Tidak hanya warga para akademisi pun diselimuti kegundahan atas rencana
pembangunan bandara ini. Mengacu pada data Badan Nasional Penanggulanagan
Bencana yang menjelaskan daerah Kabupaten Kulon Progo berada di bibir pantai
selatan Jawa yang mana lokasi bandara baru dianggap rawan bencana. Dalam master
plan penanganan tsunami daerah Kulon Progo termasuk daerah yang beresiko
terkena bencana tsunami. Namun pemerintah seoalah diam dan tetap pada
pendiriannya yaitu membangun bandara baru. Pemerintah disini sangat diuntungkan
dengan adanya pembangunan bandara karena pendapatan daerah meningkat tidak
hanya itu investasi juga meningkat dari sektor swasta maupun sektor asing yaitu
pembangunan infrastuktur lainnya disekitar bandara.
Setiap kebijakan
termasuk infrastuktur publik selalu memliki sasaran manfaat. Namun kenyataan
juga seringkali memakan korban. Jelas sekali terlihat dalam hal ini bahwa
masyarakat khusunya petani dirugikan oleh adanya pembangunan bandara baru.
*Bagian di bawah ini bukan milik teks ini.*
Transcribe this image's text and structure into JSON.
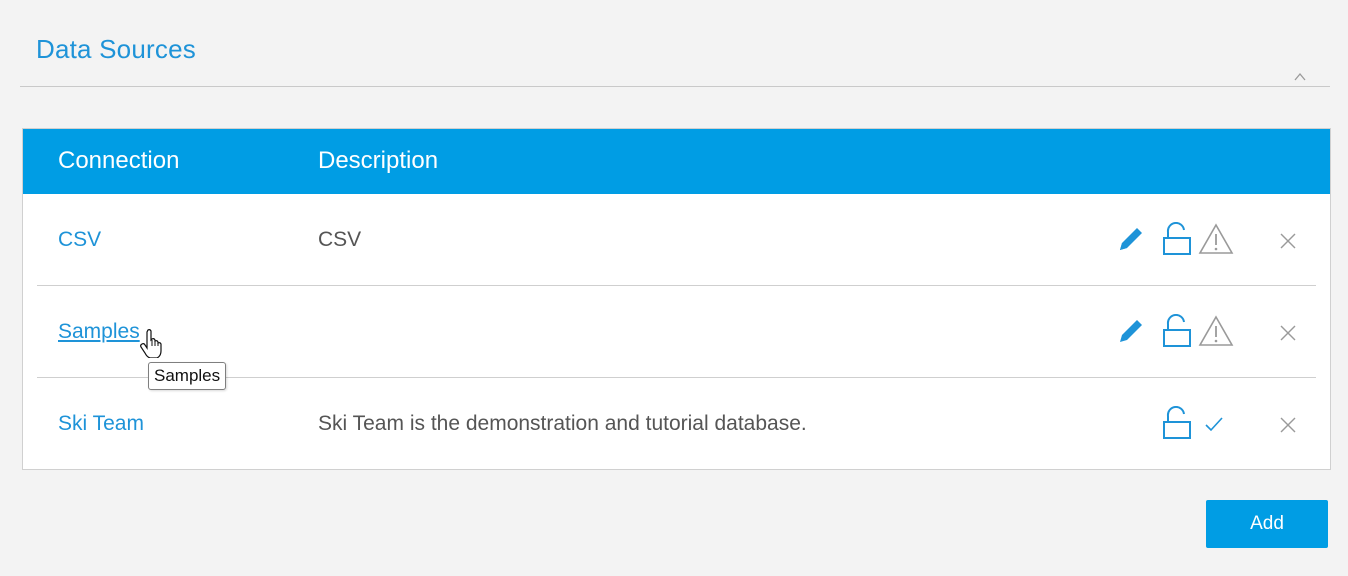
{
  "panel": {
    "title": "Data Sources",
    "collapse_icon": "chevron-up-icon"
  },
  "table": {
    "columns": [
      "Connection",
      "Description"
    ],
    "rows": [
      {
        "connection": "CSV",
        "description": "CSV",
        "actions": [
          "pencil-icon",
          "unlock-icon",
          "warning-icon",
          "close-icon"
        ]
      },
      {
        "connection": "Samples",
        "description": "",
        "actions": [
          "pencil-icon",
          "unlock-icon",
          "warning-icon",
          "close-icon"
        ]
      },
      {
        "connection": "Ski Team",
        "description": "Ski Team is the demonstration and tutorial database.",
        "actions": [
          "unlock-icon",
          "check-icon",
          "close-icon"
        ]
      }
    ]
  },
  "tooltip": {
    "text": "Samples"
  },
  "buttons": {
    "add_label": "Add"
  },
  "colors": {
    "accent": "#009de4",
    "link": "#1e93d8",
    "icon_gray": "#999999"
  }
}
Seharusnya petani bisa menikmati hasil dari panennya akan tetapi karena adanya
pembangunan, lahan yang ditanami berbagai macam tanaman dimusnakah karena lahan
tersebut harus digusur. Hal ini yang membuat petani menolak dengan adanya
pembangunan bandara, karena bagi petani bercocok tanam adalah mata pencarian
mereka. Kondisi seperti ini membuat masyarakat petani menjadi kesulitan, dalam
hal ini kesulitan yang dimaksud adalah memulai kehidupan baru setelah tanah
mereka digusur apakah akan memulai bercocok tanam lagi di lahan yang baru atau
beralih mencari mata pencarian yang baru. Keterbatasan pendidikan bagi para petani
yang rata-rata hanya sebatas pendidikan menengah pertama atau mungkin bahkan
tidak sekolah menjadi permasalahan bagi para petani tidak hanya itu jika
nantinya akan bercocok tanam lagi hasil yang didapat pun tidak akan sama
seperti dulu karena kondisi geofrafis yang sudah berbeda.
Setiap kebijakan
pasti akan pasti memberikan dampak, baik dampak positif maupun dampak negatif
dan setiap kebijakan akan berdampak kepada kehidupan sosial, budaya, politik,
dan ekonomi yang terkena kebijakan tersebut. Protes warga Bantul perlawanan
warga Gunung Kidul serta penolakan warga Kulon Progo merupakan terhadap
kebijakan tersebut yang mana penolaka tersebut tak mampu mengubah rencana
bandara baru tetap dibangun di tanah leluhur. Dalam hal ini penulis memberikan
solusi agar pemerintah dapat terbuka dalam membuat sesuatu kebijakan. Kalo saja
pemerintah dapat terbuka dan direncanakan serta dibicarakan sejak awal kemudian
didialogkan opsi perencanaan pembangunan matang dan implikasinya sudah
terencana tentu akan ada proses antisipasi bagaimana pembangunan ini tidak
membuat kerugian bagi masyarakat khususnya petani.
Pembangunan
ini diharapkan mampu mensejahterakan masyarakat bukan pembangunan yang menjadi
alat untuk memperbanyak keuntungan pemerintah. Pembangunan yang diharapkan
mujur malah menjadi ajur. Pembangunan yang diharapkan maju malah menjadi
mundur. Riuh, ricuh, dan rusuh “Susuh Kinjeng Wesi gawe Rusuh”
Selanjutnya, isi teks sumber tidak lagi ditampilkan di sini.